A publication of the Archaeological Institute of America
From the mid-fifteenth to the mid-sixteenth century, the Bedingfelds were a wealthy, prominent family with a splendid country house called Oxburgh Hall in Oxborough, Norfolk, and substantial influence in England’s royal court. Their station was only enhanced when Mary I (r. 1553–1558) became queen—like their new monarch, the Bedingfelds were devout Catholics. In addition to public worship in the parish church, family members would also have worshipped in private, using such accompaniments as a Book of Hours filled with prayer cycles, many of which were dedicated to the Virgin Mary. Other prayers were dedicated to remembrance of the dead.
This page, likely from a Book of Hours, was fortuitously discovered among rubble in the eaves during restoration of Oxburgh’s roof. It displays Psalm 39 from the Latin Bible. “This single page represents the family’s approach to devotional practice,” says National Trust curator Anna Forrest. “The vibrant illuminated initials in azurite blue and gold leaf in place of the more standard blue and red indicates that the book must have been quite expensive, and thus also represents the family’s wealth and prestige. Books of Hours were very important in the later Middle Ages and were often handed down through families.”

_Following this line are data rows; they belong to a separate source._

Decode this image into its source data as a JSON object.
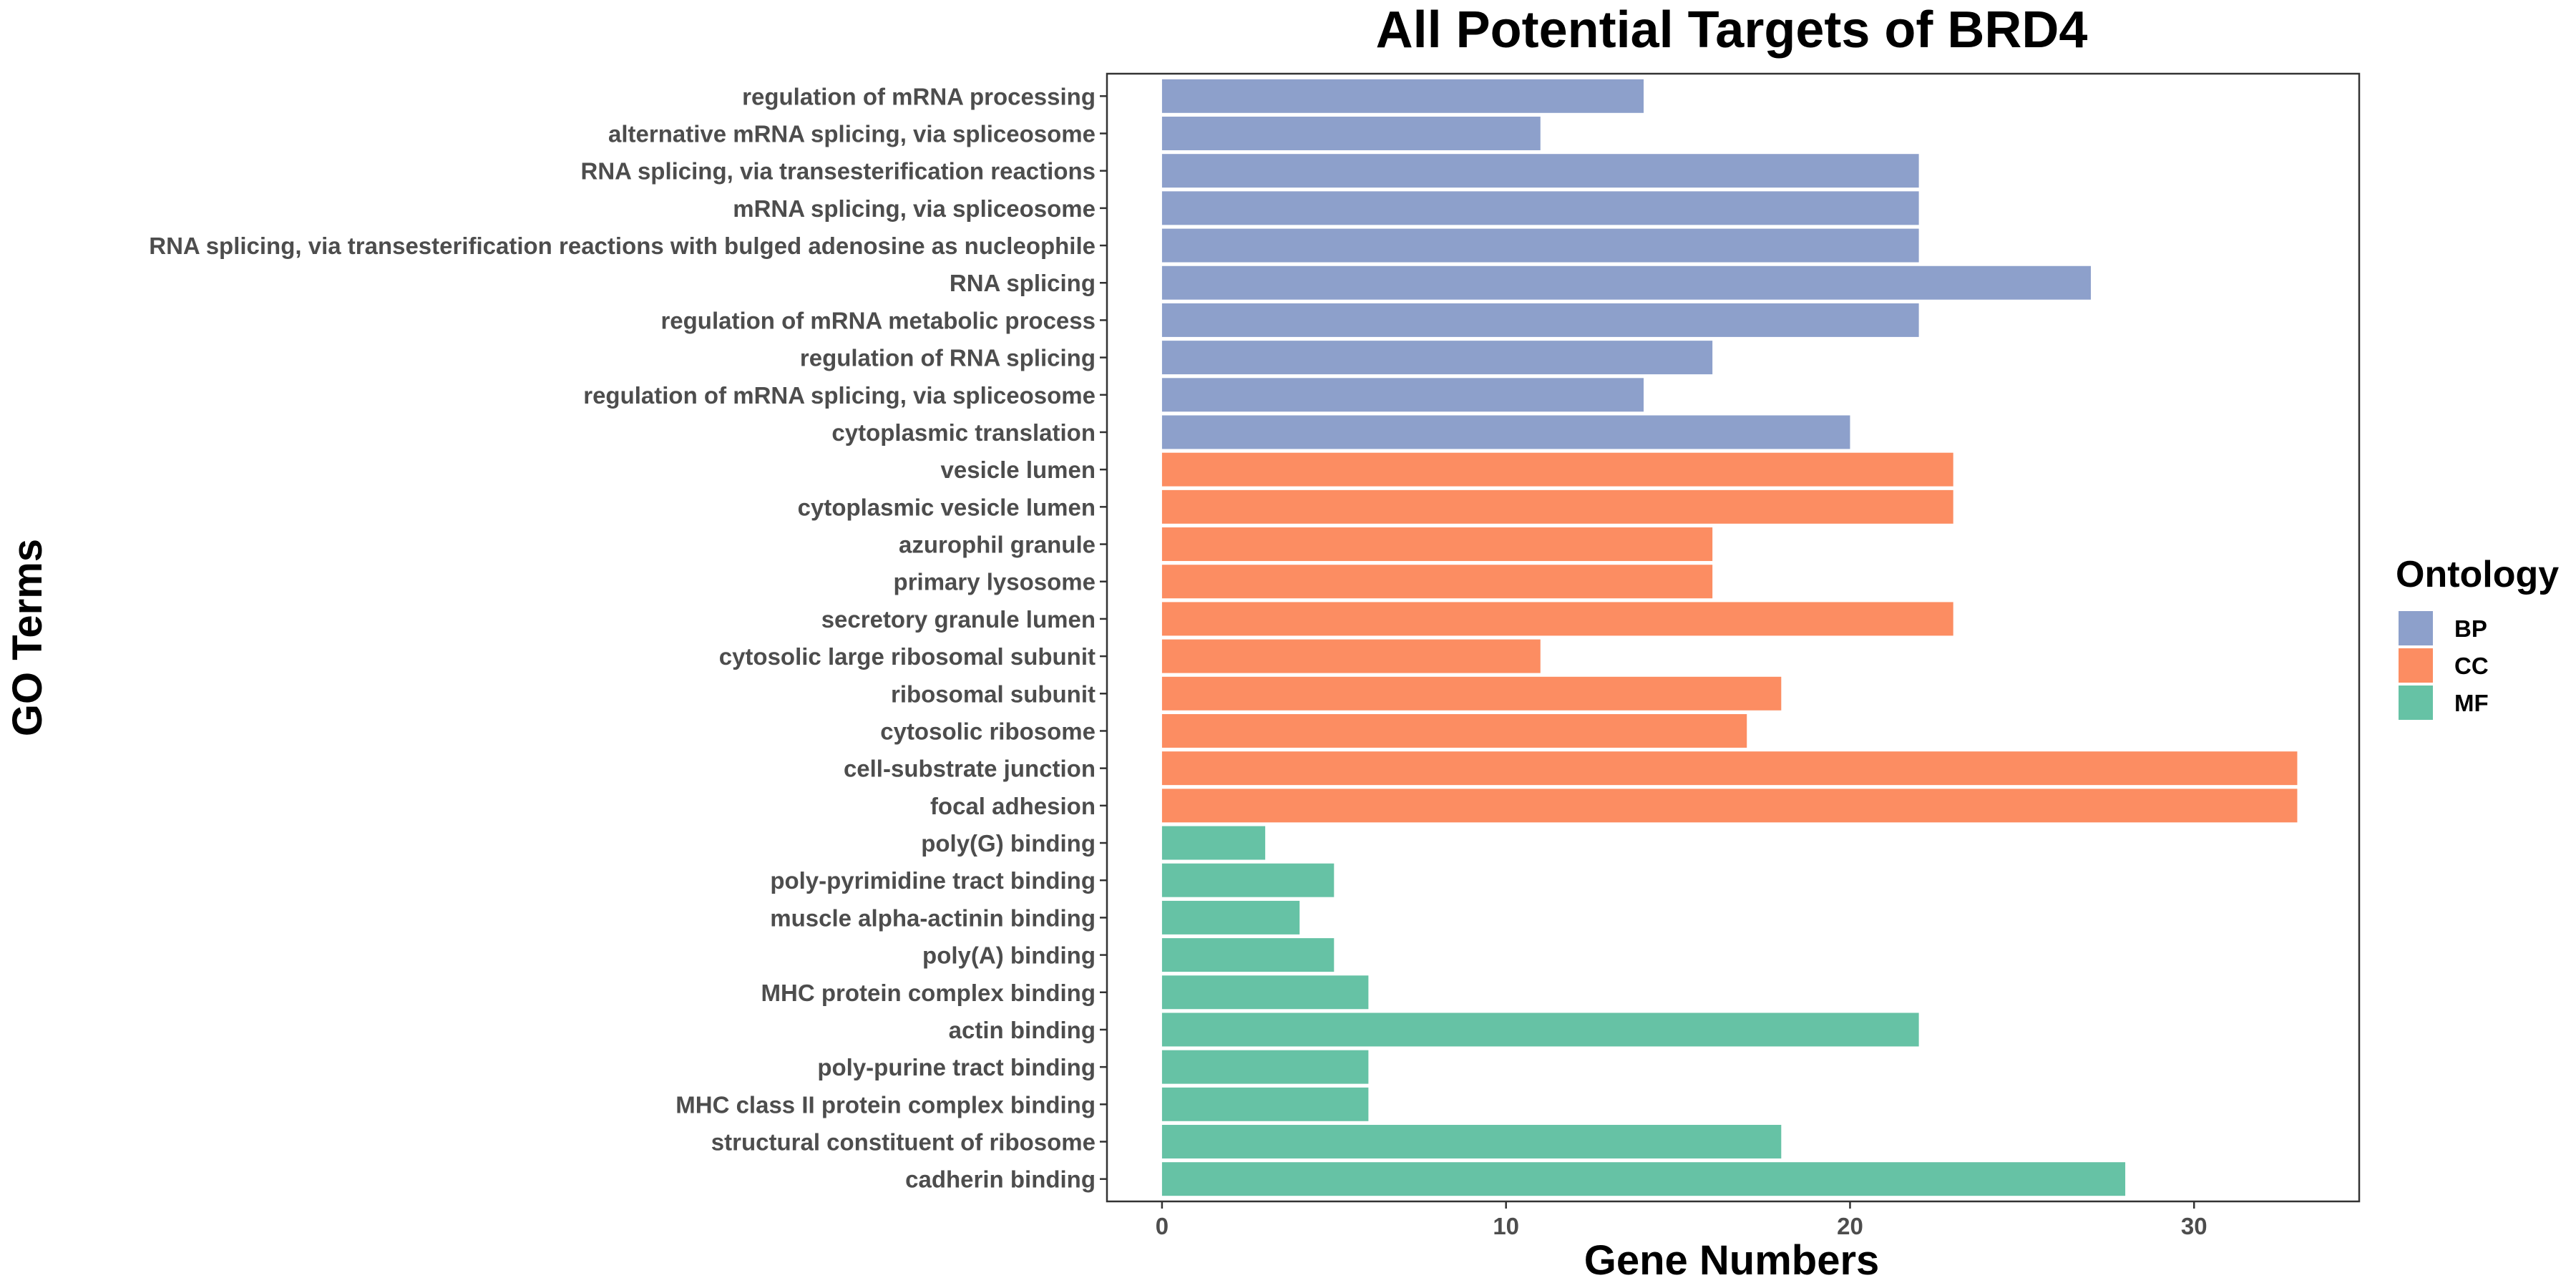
{
  "chart_data": {
    "type": "bar",
    "orientation": "horizontal",
    "title": "All Potential Targets of BRD4",
    "xlabel": "Gene Numbers",
    "ylabel": "GO Terms",
    "xlim": [
      -1.6,
      34.8
    ],
    "xticks": [
      0,
      10,
      20,
      30
    ],
    "grid": false,
    "legend": {
      "title": "Ontology",
      "placement": "right",
      "entries": [
        {
          "name": "BP",
          "color": "#8DA0CB"
        },
        {
          "name": "CC",
          "color": "#FC8D62"
        },
        {
          "name": "MF",
          "color": "#66C2A5"
        }
      ]
    },
    "bars": [
      {
        "term": "regulation of mRNA processing",
        "value": 14,
        "ontology": "BP"
      },
      {
        "term": "alternative mRNA splicing, via spliceosome",
        "value": 11,
        "ontology": "BP"
      },
      {
        "term": "RNA splicing, via transesterification reactions",
        "value": 22,
        "ontology": "BP"
      },
      {
        "term": "mRNA splicing, via spliceosome",
        "value": 22,
        "ontology": "BP"
      },
      {
        "term": "RNA splicing, via transesterification reactions with bulged adenosine as nucleophile",
        "value": 22,
        "ontology": "BP"
      },
      {
        "term": "RNA splicing",
        "value": 27,
        "ontology": "BP"
      },
      {
        "term": "regulation of mRNA metabolic process",
        "value": 22,
        "ontology": "BP"
      },
      {
        "term": "regulation of RNA splicing",
        "value": 16,
        "ontology": "BP"
      },
      {
        "term": "regulation of mRNA splicing, via spliceosome",
        "value": 14,
        "ontology": "BP"
      },
      {
        "term": "cytoplasmic translation",
        "value": 20,
        "ontology": "BP"
      },
      {
        "term": "vesicle lumen",
        "value": 23,
        "ontology": "CC"
      },
      {
        "term": "cytoplasmic vesicle lumen",
        "value": 23,
        "ontology": "CC"
      },
      {
        "term": "azurophil granule",
        "value": 16,
        "ontology": "CC"
      },
      {
        "term": "primary lysosome",
        "value": 16,
        "ontology": "CC"
      },
      {
        "term": "secretory granule lumen",
        "value": 23,
        "ontology": "CC"
      },
      {
        "term": "cytosolic large ribosomal subunit",
        "value": 11,
        "ontology": "CC"
      },
      {
        "term": "ribosomal subunit",
        "value": 18,
        "ontology": "CC"
      },
      {
        "term": "cytosolic ribosome",
        "value": 17,
        "ontology": "CC"
      },
      {
        "term": "cell-substrate junction",
        "value": 33,
        "ontology": "CC"
      },
      {
        "term": "focal adhesion",
        "value": 33,
        "ontology": "CC"
      },
      {
        "term": "poly(G) binding",
        "value": 3,
        "ontology": "MF"
      },
      {
        "term": "poly-pyrimidine tract binding",
        "value": 5,
        "ontology": "MF"
      },
      {
        "term": "muscle alpha-actinin binding",
        "value": 4,
        "ontology": "MF"
      },
      {
        "term": "poly(A) binding",
        "value": 5,
        "ontology": "MF"
      },
      {
        "term": "MHC protein complex binding",
        "value": 6,
        "ontology": "MF"
      },
      {
        "term": "actin binding",
        "value": 22,
        "ontology": "MF"
      },
      {
        "term": "poly-purine tract binding",
        "value": 6,
        "ontology": "MF"
      },
      {
        "term": "MHC class II protein complex binding",
        "value": 6,
        "ontology": "MF"
      },
      {
        "term": "structural constituent of ribosome",
        "value": 18,
        "ontology": "MF"
      },
      {
        "term": "cadherin binding",
        "value": 28,
        "ontology": "MF"
      }
    ]
  }
}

The Bedingfelds’ financial state and political standing were both threatened when Elizabeth I became queen in 1558. Unlike Mary, Elizabeth was a Protestant, and the Bedingfelds refused to abide by the Act of Uniformity, which outlawed Mass. “From that point on, they were recusants whose refusal to attend the services of the Church of England was a statutory offense,” explains Forrest. The family would have been forced to shelter at Oxburgh and worship in secret, perhaps using the Book of Hours to which this page belonged.